Bölüm-4

652 32 7
                                    


Pantolonumun düğmesini ilikleyip, fermuarımı çektim. Karşımdaki sarışın üstünü giyinirken bir an bana döndü.

''Çok iyisin. Şuana kadar yaşadıklarımdan sonra en iyileriydi diyebilirim.'' dedi ve odadan çıktı.

Ben ise hala burada ne yaptığımı bilmiyordum. Hala iyi bir şey yapıp yapmadığım konusunda düşünceliydim.

Hava almaya ihtiyacım vardı. Camın önüne yaklaşıp pencereyi açtım. Soğuk esinti tenime çarptığında, az önceki terli vücudum ılıman bir hal almıştı.

Josh'ı hala çözememiştim. Sürekli ne yapmam gerektiğini söylüyordu. Önce gözümün önünde bir kıza işkence çektirdi, sonra başka bir kız ile konuşmamamı istiyordu.

Riva benim için bir çıkış biletiydi ama Bianca'ya yaptığı gibi, benim yüzümden ona da zarar vermesini istemiyordum.

Aslında öyle bir kıza kolay kolay bir şey olmazdı ama işi sağlama almak lazım. Buraya giren her kez bela dolu. Aslında bende öyleyim.

Riva

Josh'ın odasına giderken, ona ne olduğunu merak ediyordum. Onun burada olmaması gerekiyordu. Yanlış anlaşılmasın! Ben sadece ileride karşılaşacağı ve arkasından çevrilen bu oyunların kurbanı olsun istemiyorum.

Josh'ın odasının önüne geldikten sonra kapıyı çalmadan içeriye girdim. Lanet olası gazetesini okuyordu ve hala bana bakamamıştı.

''Ne bok yedin sen?'' dedim sinirle. Bir şey yapmayacağını düşünürken ayağa hızla kalktı ve beni kolayca yakalayarak, boğazımdan sıkıp duvara yapıştırdı.

''Asıl sen ne bok yiyorsun? O herife akıl vermek sana mı düştü? Sen illa ki beni, kendi katilin mi yapacaksın?'' dedi. Bir kaç kere öksürdüm.

''Bana yaptıklarının aynısını, o-ona yapamayacaksın! B-Beni kandırdığın gibi onu da kandırmana i-izin vermeyeceğim!'' diye tısladığımda, eli hala boğazımdayken suratıma bir tokat yapıştırdı.

Artık yeter! Dayanamadım ve bacağımı kaldırıp erkekliğine sert bir tekme attım. Hemen benden ayrıldı ve ellerini erkekliğinde birleştirdi ve tısladı.

Tam çıkacağım sırada tekrar yetişti ve beni yüzüstü duvara yapıştırdığında, çığlık atmak zorunda kaldım. Arkamdan bana yapıştığında, pantolonundaki şişkinliği hissettim.

''Bana bak! Seni daha önceden evcilleştirmiştim, gerekirse yine yaparım.'' dedi tıslayarak. Arkamdan uzaklaştığında duvara çarpmam yüzünden acıyan yerlerim yüzünden yere eğildim.

''Benim işlerime karışma. Harry ile konuştuğunu görür ve işlerimi bozarsan, bende seni bozarım.'' dediğinde odasından çıktı.

Ben ise sinirlerime yine hakim olamadım ve dayanamayarak cebimdeki çakıyı aldım ve kollarıma çizik atmaya başladım. Ta ki sinirlerim geçene kadar.

Harry

Eşyalarımı ve odayı topladıktan sonra kapım çalınmıştı. Kapıya doğru ilerledim ve açtım.

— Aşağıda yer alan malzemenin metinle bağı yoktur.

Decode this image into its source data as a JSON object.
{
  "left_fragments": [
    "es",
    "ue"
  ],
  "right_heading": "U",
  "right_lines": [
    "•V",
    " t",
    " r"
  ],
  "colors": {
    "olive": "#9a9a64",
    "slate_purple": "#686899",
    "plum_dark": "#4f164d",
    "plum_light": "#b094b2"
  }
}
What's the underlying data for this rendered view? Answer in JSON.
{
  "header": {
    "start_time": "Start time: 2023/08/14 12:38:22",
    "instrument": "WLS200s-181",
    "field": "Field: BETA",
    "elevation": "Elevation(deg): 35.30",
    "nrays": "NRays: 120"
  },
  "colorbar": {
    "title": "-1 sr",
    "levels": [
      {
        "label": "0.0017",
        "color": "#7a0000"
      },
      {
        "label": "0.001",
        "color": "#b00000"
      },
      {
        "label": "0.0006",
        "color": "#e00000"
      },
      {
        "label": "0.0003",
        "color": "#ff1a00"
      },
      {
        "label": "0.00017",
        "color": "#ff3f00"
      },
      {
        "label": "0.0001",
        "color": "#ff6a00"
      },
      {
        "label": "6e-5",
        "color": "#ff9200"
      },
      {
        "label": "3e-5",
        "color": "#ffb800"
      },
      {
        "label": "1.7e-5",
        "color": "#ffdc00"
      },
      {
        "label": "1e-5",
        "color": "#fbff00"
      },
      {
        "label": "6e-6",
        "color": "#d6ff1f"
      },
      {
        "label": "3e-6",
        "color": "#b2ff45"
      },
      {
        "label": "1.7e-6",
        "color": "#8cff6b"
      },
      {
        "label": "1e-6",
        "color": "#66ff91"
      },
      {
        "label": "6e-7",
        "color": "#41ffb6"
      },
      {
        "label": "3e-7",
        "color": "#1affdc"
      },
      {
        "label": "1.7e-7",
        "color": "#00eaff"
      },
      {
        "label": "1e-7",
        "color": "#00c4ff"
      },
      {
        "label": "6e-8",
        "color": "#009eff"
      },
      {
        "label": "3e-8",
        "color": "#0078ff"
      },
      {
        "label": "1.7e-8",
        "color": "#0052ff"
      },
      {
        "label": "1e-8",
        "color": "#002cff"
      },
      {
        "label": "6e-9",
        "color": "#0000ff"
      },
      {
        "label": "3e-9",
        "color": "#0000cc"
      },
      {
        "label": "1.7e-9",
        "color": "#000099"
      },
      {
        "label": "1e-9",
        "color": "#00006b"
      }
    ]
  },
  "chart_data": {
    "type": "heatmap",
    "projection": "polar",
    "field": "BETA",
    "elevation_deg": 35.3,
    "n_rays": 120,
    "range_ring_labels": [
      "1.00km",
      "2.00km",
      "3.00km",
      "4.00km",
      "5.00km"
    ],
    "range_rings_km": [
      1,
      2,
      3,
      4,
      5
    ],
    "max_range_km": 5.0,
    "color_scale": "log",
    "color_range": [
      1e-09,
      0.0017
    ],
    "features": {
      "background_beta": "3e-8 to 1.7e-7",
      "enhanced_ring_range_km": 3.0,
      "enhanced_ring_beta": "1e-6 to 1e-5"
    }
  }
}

Karşımda benim yaşlarımda biri ve Josh vardı. Josh bana gülümserken diğeri somurtuyordu.

''Umarım iyi dinlenmişsindir.'' deyip sinsice güldü. Ben cevap vermek yerine sadece başımı salladım.

''Güzel! O zaman seni Austin ile tanıştırayım..'' dediğinde Austin'e döndüm. ''Seni silah eğitimlerine çalıştıracak.'' Austin hala gülmüyordu. Sanki kıskanıyordu.

''Şimdi mi başlıyoruz?'' dedim.

''Benim vakitlerim önemli. Hadi gidelim!'' dedi sert diliyle. Normalde ağızını burnunu kırmak isterdim ama, burası dengesiz bir yer. Ne olacağı belli olmaz!